她身体晃了晃,却强撑着没有倒下,手指死死抠住桌沿,指甲崩裂,渗出鲜血。视线开始模糊,那片暮色沉沉的天空在眼前旋转、破碎,恨意如毒藤缠绕心脏,越收越紧。
时徽予忽然幻想,父亲临刑前可曾望一眼宫城的方向,可曾恨她引狼入室,而嫂侄们在冰冷的掖庭等死时,惶恐不安中,未来失去一切的日子,又将如何度过残生。
这一切,都是因为那个男人,那个曾对她温柔浅笑、许诺一生的男人,解游。
意识涣散的最后一刻,她仿佛看到宫门的方向,一个模糊高大的身影立在渐浓的夜色里,明黄衣角被风轻轻拂动。
是他吗?
他来亲眼看着这一切落幕,还是终究有一丝不忍,前来见她最后一面呢。
痛楚吞噬了时徽予所有的思绪,鲜血从唇角蜿蜒而下,滴落在凤袍的前襟,洇开一朵暗沉的花。她终于支撑不住,向前软倒,额角磕在冰冷的金砖上,发出一声闷响。眼前彻底陷入黑暗,唯有无边无际的恨如最深沉的夜色,将她彻底吞没。
坤宁宫内,死一般的寂静。
残阳终于完全隐没,殿内迅速暗沉下来,只有那杯倾倒在地的银质酒杯,在昏暗中反射着一点凄冷的光。

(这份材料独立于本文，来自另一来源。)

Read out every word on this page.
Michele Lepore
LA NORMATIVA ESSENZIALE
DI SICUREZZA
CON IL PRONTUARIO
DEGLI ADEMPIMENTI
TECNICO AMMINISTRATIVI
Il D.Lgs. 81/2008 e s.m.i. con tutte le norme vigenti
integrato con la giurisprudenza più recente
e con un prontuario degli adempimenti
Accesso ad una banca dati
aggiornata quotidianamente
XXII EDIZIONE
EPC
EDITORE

陈瑾年颤抖着上前,探了探她的鼻息,又猛地缩回手,噗通跪倒在地,朝着殿外那个不知是否真的存在的身影方向,重重磕下头去。
殿外秋风呜咽,卷起满地落叶,发出一声悠长的叹息。
时徽予的意识沉入无边的黑暗与冰冷,那穿肠毒酒的剧痛、焚心蚀骨的恨意,仿佛要将人的三魂七魄全部撕裂。她知道自己马上便要化作风中一缕,可就在一切感知即将消散的刹那,一股奇异的暖流忽然自心口涌起,迅速驱散了寒意与痛楚。
时徽予猛地睁开眼。
剧烈的喘息卡在喉咙里,她伏在冰冷的金砖上,身体因惯性而微微颤抖,手指下意识地抠紧,而触感却并非坚硬光滑的地面,而是柔软细密的织锦。

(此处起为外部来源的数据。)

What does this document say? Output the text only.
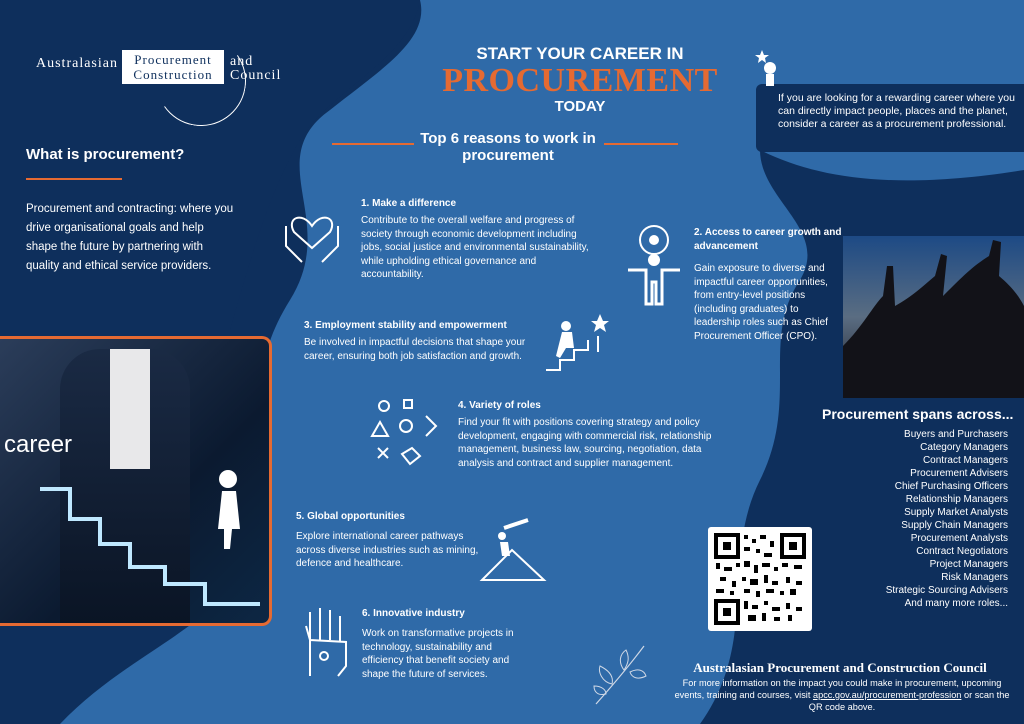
Australasian	Procurement
Construction
and
Council
START YOUR CAREER IN
PROCUREMENT
TODAY	If you are looking for a rewarding career where you can directly impact people, places and the planet, consider a career as a procurement professional.
Top 6 reasons to work in procurement
What is procurement?
Procurement and contracting: where you drive organisational goals and help shape the future by partnering with quality and ethical service providers.
career
1. Make a difference
Contribute to the overall welfare and progress of society through economic development including jobs, social justice and environmental sustainability, while upholding ethical governance and accountability.
2. Access to career growth and advancement
Gain exposure to diverse and impactful career opportunities, from entry-level positions (including graduates) to leadership roles such as Chief Procurement Officer (CPO).
3. Employment stability and empowerment
Be involved in impactful decisions that shape your career, ensuring both job satisfaction and growth.
4. Variety of roles
Find your fit with positions covering strategy and policy development, engaging with commercial risk, relationship management, business law, sourcing, negotiation, data analysis and contract and supplier management.
5. Global opportunities
Explore international career pathways across diverse industries such as mining, defence and healthcare.
6. Innovative industry
Work on transformative projects in technology, sustainability and efficiency that benefit society and shape the future of services.
Procurement spans across...
Buyers and Purchasers
Category Managers
Contract Managers
Procurement Advisers
Chief Purchasing Officers
Relationship Managers
Supply Market Analysts
Supply Chain Managers
Procurement Analysts
Contract Negotiators
Project Managers
Risk Managers
Strategic Sourcing Advisers
And many more roles...
Australasian Procurement and Construction Council
For more information on the impact you could make in procurement, upcoming events, training and courses, visit apcc.gov.au/procurement-profession or scan the QR code above.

她茫然地抬起头,视线所及,却并非坤宁宫的帐幔与雕梁。这是一间宽敞明亮的闺房,空气中浮动着梨花香,窗外春光正好,几枝开得正盛的梨花探进半开的雕花木窗,粉白花瓣被微风拂落,轻盈地飘在靠窗的书案上。案上,则摊着一本翻到一半的诗集,墨迹犹新。
这是丞相府,是她未出阁时的闺房。